CFIUS Updates: New Rules to Sharpen Process and Enforcement Authorities
CFIUS Updates: New Rules to Sharpen Process and Enforcement Authorities
On April 11, 2024, the Committee on Foreign Investment in the United States (CFIUS) unveiled updates to its regulations that sharpen CFIUS’s processes and enforcement authorities. Together with remarks by U.S. government officials speaking at a recent industry event, these updates underscore that the demands on and risks to transacting parties in the U.S. have never been greater.
The U.S. Department of the Treasury (“Treasury”) issued a Notice of Proposed Rulemaking (NPRM) to update certain CFIUS regulations, procedures, and authorities. These changes reflect CFIUS’s growing appetite to identify more violations, issue more and greater penalties, and to improve its internal processes.
The proposed changes include:
Expanding the types of information CFIUS can require persons to submit when engaging on transactions that were not initially filed with CFIUS (i.e., non-notified transactions) to explicitly include information to determine whether the transaction (i) may raise national security concerns, (ii) would be subject to a mandatory filing requirement, and (iii) is a covered transaction;
Instituting an extendable timeline (i.e., three business days) for transaction parties to substantively respond to mitigation agreement proposals from CFIUS;
Expanding the circumstances in which a civil monetary penalty may be imposed for material misstatements and omissions;
Increasing the amount of civil monetary penalties available for violations of CFIUS’s regulations, mitigation agreements, and orders, as well as for material misstatements, from $250,000 per violation to $5,000,000 per violation, or the value of the transaction;
Clarifying the use of CFIUS’s purported subpoena authority to obtain information when the Committee determines it is appropriate (as opposed to necessary in the current regulations); and
Extending the timeframe for submission of a petition for reconsideration of a penalty to the Committee and the number of days for the Committee to respond to such a petition.
Based on comments from CFIUS officials, the proposed changes are reactions to prior incidents and frustrations within CFIUS about its processes and procedures.

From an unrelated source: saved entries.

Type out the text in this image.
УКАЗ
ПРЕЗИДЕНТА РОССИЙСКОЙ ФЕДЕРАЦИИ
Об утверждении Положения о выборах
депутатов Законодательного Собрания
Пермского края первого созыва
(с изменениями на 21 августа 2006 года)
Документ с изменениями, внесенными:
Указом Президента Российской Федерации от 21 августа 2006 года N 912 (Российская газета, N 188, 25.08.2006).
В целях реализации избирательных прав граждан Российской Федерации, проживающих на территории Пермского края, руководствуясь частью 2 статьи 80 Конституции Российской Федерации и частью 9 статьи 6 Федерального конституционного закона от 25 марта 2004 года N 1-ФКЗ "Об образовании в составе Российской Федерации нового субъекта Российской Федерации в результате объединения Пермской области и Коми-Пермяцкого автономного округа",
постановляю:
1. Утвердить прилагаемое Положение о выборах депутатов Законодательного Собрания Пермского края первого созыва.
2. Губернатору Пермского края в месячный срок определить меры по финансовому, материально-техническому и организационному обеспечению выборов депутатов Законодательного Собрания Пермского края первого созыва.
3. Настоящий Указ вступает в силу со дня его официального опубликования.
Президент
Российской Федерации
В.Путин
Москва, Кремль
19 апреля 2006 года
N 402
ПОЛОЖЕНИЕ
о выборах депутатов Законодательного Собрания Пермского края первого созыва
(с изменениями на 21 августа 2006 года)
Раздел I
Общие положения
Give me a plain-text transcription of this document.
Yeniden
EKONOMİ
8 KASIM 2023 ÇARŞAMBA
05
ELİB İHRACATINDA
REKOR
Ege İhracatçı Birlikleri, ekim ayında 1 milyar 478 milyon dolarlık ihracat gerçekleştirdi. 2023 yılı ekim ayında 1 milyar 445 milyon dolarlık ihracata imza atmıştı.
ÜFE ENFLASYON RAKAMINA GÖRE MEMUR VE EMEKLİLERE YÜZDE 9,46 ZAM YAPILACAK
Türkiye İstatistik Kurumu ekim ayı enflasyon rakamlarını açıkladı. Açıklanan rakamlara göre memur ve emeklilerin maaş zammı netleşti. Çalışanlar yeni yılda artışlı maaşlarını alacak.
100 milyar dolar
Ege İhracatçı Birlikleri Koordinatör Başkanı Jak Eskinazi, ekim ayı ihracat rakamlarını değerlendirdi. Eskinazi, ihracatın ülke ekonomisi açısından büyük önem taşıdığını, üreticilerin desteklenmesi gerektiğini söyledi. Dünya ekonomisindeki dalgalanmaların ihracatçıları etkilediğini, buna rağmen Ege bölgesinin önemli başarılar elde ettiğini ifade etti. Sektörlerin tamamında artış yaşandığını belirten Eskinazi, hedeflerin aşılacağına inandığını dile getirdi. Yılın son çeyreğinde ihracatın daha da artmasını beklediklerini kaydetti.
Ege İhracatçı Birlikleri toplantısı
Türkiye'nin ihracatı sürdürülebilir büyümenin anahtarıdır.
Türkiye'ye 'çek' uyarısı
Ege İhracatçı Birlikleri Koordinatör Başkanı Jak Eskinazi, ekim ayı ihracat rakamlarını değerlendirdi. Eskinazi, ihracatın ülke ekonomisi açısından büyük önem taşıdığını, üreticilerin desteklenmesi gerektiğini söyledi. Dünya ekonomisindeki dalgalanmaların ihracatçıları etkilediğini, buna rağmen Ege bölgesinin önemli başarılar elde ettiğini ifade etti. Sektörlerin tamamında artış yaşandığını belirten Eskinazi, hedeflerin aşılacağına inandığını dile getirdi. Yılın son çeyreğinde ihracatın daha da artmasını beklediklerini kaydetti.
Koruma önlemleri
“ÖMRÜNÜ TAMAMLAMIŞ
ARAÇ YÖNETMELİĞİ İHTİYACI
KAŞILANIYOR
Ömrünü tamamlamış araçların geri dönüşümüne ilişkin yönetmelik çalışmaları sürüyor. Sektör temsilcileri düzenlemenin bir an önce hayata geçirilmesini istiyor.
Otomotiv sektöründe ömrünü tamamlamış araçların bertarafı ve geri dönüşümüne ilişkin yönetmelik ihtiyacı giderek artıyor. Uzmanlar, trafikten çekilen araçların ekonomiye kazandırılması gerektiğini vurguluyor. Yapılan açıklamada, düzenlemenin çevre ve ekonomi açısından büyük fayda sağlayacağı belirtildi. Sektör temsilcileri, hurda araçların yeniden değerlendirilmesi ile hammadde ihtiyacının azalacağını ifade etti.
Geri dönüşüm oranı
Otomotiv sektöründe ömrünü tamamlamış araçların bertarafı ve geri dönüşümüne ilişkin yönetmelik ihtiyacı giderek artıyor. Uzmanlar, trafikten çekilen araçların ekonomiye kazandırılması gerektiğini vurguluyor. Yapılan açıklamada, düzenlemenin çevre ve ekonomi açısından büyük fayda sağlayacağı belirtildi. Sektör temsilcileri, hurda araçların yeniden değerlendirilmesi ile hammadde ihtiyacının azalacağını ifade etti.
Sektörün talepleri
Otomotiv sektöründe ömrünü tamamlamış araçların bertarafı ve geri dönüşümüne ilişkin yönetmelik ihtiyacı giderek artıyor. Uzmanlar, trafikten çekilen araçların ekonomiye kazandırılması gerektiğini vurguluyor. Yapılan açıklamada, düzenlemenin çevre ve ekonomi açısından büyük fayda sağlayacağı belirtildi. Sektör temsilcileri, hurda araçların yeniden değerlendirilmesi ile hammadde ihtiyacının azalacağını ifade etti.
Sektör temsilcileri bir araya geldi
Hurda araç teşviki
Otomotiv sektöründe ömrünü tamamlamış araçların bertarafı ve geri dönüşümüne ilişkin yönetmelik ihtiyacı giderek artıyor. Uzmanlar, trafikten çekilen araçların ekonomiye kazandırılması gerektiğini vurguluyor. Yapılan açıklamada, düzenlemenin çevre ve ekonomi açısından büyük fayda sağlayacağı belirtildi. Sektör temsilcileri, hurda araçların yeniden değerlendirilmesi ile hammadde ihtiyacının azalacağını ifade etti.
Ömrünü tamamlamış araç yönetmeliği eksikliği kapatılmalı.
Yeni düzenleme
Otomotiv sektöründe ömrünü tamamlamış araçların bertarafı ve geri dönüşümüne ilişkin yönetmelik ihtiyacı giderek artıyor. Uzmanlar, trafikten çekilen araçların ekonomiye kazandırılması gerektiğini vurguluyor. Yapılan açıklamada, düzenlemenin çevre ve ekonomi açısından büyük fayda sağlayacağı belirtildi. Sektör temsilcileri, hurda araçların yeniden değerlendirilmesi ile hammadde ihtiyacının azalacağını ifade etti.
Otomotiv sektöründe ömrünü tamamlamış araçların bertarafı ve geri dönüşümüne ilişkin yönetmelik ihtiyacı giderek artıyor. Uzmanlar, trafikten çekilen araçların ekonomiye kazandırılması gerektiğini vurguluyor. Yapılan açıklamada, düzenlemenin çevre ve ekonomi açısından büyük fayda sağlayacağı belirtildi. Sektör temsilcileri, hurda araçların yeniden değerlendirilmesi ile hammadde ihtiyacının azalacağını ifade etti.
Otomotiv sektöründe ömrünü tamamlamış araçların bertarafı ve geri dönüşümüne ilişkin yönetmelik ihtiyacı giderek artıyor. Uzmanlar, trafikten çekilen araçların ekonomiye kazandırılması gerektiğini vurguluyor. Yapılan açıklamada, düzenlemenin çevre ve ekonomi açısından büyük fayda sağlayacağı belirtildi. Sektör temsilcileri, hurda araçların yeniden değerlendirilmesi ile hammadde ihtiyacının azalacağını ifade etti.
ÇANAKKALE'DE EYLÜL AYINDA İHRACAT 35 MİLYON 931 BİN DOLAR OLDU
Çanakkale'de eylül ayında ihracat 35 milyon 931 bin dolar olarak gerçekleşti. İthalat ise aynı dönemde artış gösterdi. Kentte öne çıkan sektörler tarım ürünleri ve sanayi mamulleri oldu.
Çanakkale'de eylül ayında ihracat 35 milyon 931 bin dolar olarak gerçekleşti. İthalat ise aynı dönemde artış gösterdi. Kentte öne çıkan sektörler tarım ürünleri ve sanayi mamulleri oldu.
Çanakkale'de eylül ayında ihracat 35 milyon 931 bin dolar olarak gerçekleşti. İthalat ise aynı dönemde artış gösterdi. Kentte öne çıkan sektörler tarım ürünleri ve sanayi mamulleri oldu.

Although most of the proposed regulations reinforce or enhance authorities CFIUS already has or reflect realities of how CFIUS has long operated, some are more material changes.

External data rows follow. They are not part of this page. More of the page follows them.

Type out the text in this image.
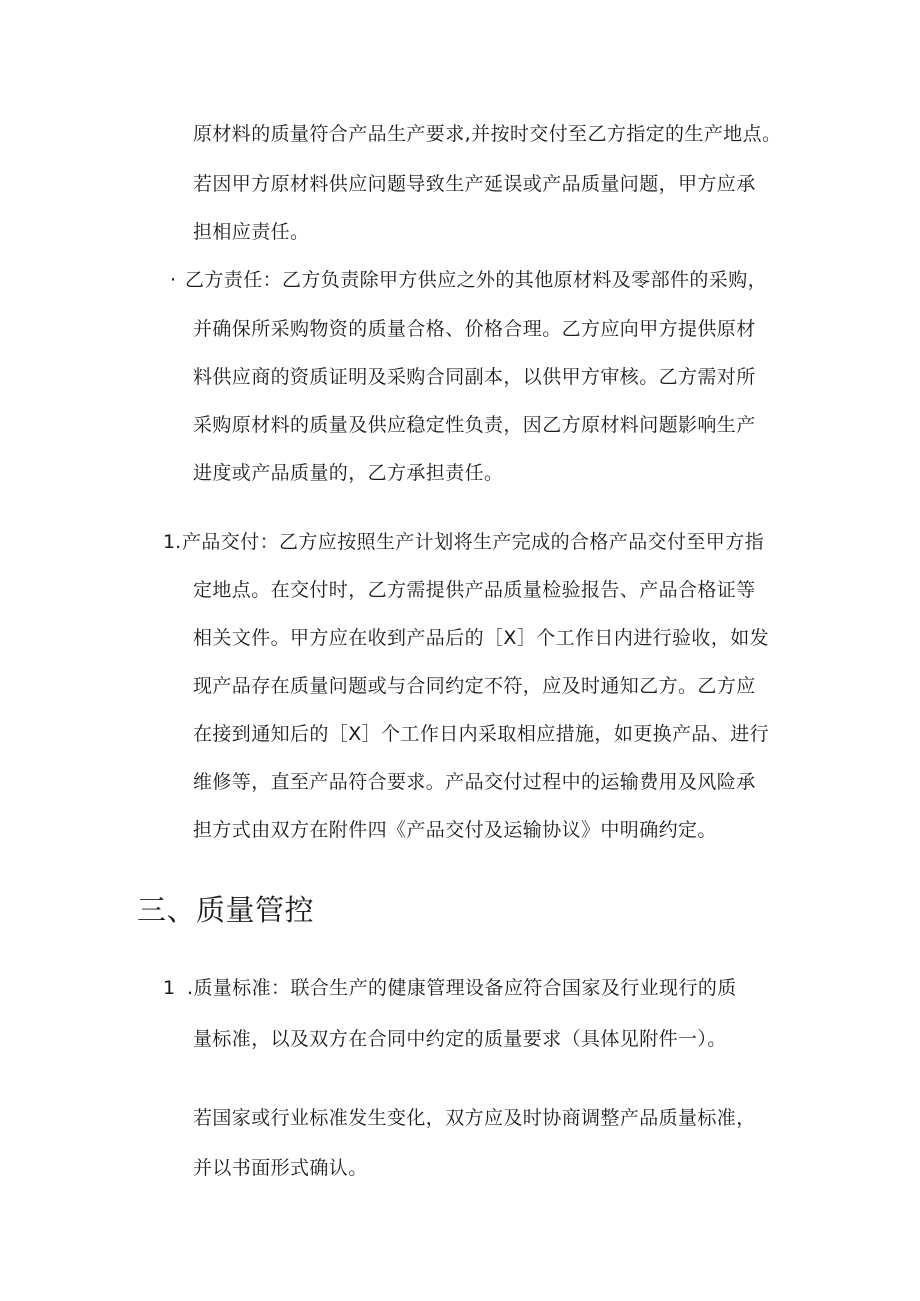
原材料的质量符合产品生产要求,并按时交付至乙方指定的生产地点。
若因甲方原材料供应问题导致生产延误或产品质量问题，甲方应承
担相应责任。
· 乙方责任：乙方负责除甲方供应之外的其他原材料及零部件的采购，
并确保所采购物资的质量合格、价格合理。乙方应向甲方提供原材
料供应商的资质证明及采购合同副本，以供甲方审核。乙方需对所
采购原材料的质量及供应稳定性负责，因乙方原材料问题影响生产
进度或产品质量的，乙方承担责任。
1. 产品交付：乙方应按照生产计划将生产完成的合格产品交付至甲方指
定地点。在交付时，乙方需提供产品质量检验报告、产品合格证等
相关文件。甲方应在收到产品后的［X］个工作日内进行验收，如发
现产品存在质量问题或与合同约定不符，应及时通知乙方。乙方应
在接到通知后的［X］个工作日内采取相应措施，如更换产品、进行
维修等，直至产品符合要求。产品交付过程中的运输费用及风险承
担方式由双方在附件四《产品交付及运输协议》中明确约定。
三、质量管控
1 .质量标准：联合生产的健康管理设备应符合国家及行业现行的质
量标准，以及双方在合同中约定的质量要求（具体见附件一）。
若国家或行业标准发生变化，双方应及时协商调整产品质量标准，
并以书面形式确认。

First, the extendable three-day response time for parties to respond to CFIUS-proposed mitigation agreement will likely create an unpredictable, costly, and hasty negotiation process by compelling parties to respond substantively to mitigation agreement proposals. If parties don’t, or can’t, substantively respond, CFIUS will be authorized to reject the filing. As a practical matter, it will be difficult for many transactions parties to respond to the initial draft of a CFIUS mitigation agreement within three business days.

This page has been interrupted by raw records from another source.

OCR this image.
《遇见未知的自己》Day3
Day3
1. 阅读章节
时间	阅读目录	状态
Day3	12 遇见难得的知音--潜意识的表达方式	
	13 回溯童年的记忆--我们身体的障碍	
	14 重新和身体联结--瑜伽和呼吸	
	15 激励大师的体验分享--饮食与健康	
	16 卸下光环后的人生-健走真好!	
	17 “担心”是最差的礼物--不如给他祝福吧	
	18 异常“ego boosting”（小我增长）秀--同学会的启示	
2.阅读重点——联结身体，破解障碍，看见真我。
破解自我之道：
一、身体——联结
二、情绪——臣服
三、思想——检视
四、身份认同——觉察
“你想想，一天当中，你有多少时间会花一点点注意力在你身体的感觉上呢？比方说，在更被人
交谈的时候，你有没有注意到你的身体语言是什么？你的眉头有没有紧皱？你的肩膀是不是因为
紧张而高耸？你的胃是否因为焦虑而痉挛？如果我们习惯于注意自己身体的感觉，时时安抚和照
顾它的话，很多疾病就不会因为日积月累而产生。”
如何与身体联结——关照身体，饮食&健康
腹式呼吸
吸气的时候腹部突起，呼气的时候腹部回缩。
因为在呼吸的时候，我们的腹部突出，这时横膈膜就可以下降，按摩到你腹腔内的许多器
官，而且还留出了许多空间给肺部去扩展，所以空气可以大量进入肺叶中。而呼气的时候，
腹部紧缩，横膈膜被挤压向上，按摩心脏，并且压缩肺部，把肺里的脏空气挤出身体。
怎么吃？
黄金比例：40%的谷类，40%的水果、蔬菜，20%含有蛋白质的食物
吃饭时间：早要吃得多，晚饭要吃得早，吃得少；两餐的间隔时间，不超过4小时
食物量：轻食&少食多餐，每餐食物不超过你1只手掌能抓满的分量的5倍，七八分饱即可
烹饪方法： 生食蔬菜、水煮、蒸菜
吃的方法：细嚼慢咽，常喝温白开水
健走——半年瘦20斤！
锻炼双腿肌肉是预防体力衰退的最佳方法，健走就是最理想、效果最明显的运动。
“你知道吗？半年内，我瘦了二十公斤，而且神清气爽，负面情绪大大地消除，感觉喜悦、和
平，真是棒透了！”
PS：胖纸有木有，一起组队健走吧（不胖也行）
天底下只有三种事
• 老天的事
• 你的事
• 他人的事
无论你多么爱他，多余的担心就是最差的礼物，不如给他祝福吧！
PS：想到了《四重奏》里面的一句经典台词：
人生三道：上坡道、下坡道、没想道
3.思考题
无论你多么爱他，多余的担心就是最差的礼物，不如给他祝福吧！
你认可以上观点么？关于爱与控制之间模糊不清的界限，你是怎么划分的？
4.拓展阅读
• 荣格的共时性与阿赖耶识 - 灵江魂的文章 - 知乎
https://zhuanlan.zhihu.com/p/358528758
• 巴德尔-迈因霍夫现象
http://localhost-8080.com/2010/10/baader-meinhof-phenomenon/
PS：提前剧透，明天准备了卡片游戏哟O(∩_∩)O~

CFIUS can take weeks to prepare mitigation terms and, although the draft mitigation agreements will reflect thoughtful consideration by CFIUS, they do not include direct input from the parties. The drafts may pose operational changes that will have a profound and burdensome impact on the U.S. business’s efficiency and competitiveness (e.g., vendor approvals or controls on specific types of information). Proposals can also include changes to existing processes that will require reallocating limited resources to operationalize redundant or inapposite requirements (e.g., CFIUS-preferred cybersecurity standards) or the proposals can have complex and conflicting impacts on new and existing shareholders. A CFIUS-generated draft mitigation agreement can also reflect an imperfect understanding of the U.S. business, its technology, and operations—and these imperfections will be difficult to understand in three business days, much less ascertain whether the terms are agreeable or require an alternative approach.
Second, the updates to CFIUS’s subpoena powers authorize CFIUS to obtain information when the Committee determines it is appropriate (as opposed to necessary in the current regulations). This language will also lower the threshold for contacting “other persons” (i.e., third parties) for information regarding whether a transaction is a covered transaction, may raise national security considerations, or trigger mandatory CFIUS filing obligations.
This update could have significant practical impacts. If CFIUS engages with third parties in this manner more regularly, it will raise novel issues of confidentiality and privilege. For example, outreach to third parties in a manner that discloses information provided to CFIUS by transaction parties may be inconsistent with statutory confidentiality protections. This authority also extends to subpoenas for non-privileged information from transaction-adjacent parties, such as financial and strategic advisors. And because the subpoena authorization extends to risk-related information, which includes aggregate investment trends as a potential risk factor, it is possible CFIUS may seek information regarding multiple transactions from a single source in the future.
Comments on the Proposed Rule are due by May 15, 2024. After considering the public’s comments, Treasury will issue a Final Rule, which will become effective one month after it is announced.
In addition to the new rulemaking, speakers at the industry event highlighted other topics, including:
These updates, combined with CFIUS’s proposed enhanced enforcement authorities, demonstrate the holistic approach the U.S. government is taking to try to mitigate national security risks, ranging from case-by-case inbound investment reviews to categorical restrictions on certain outbound investments and data transactions.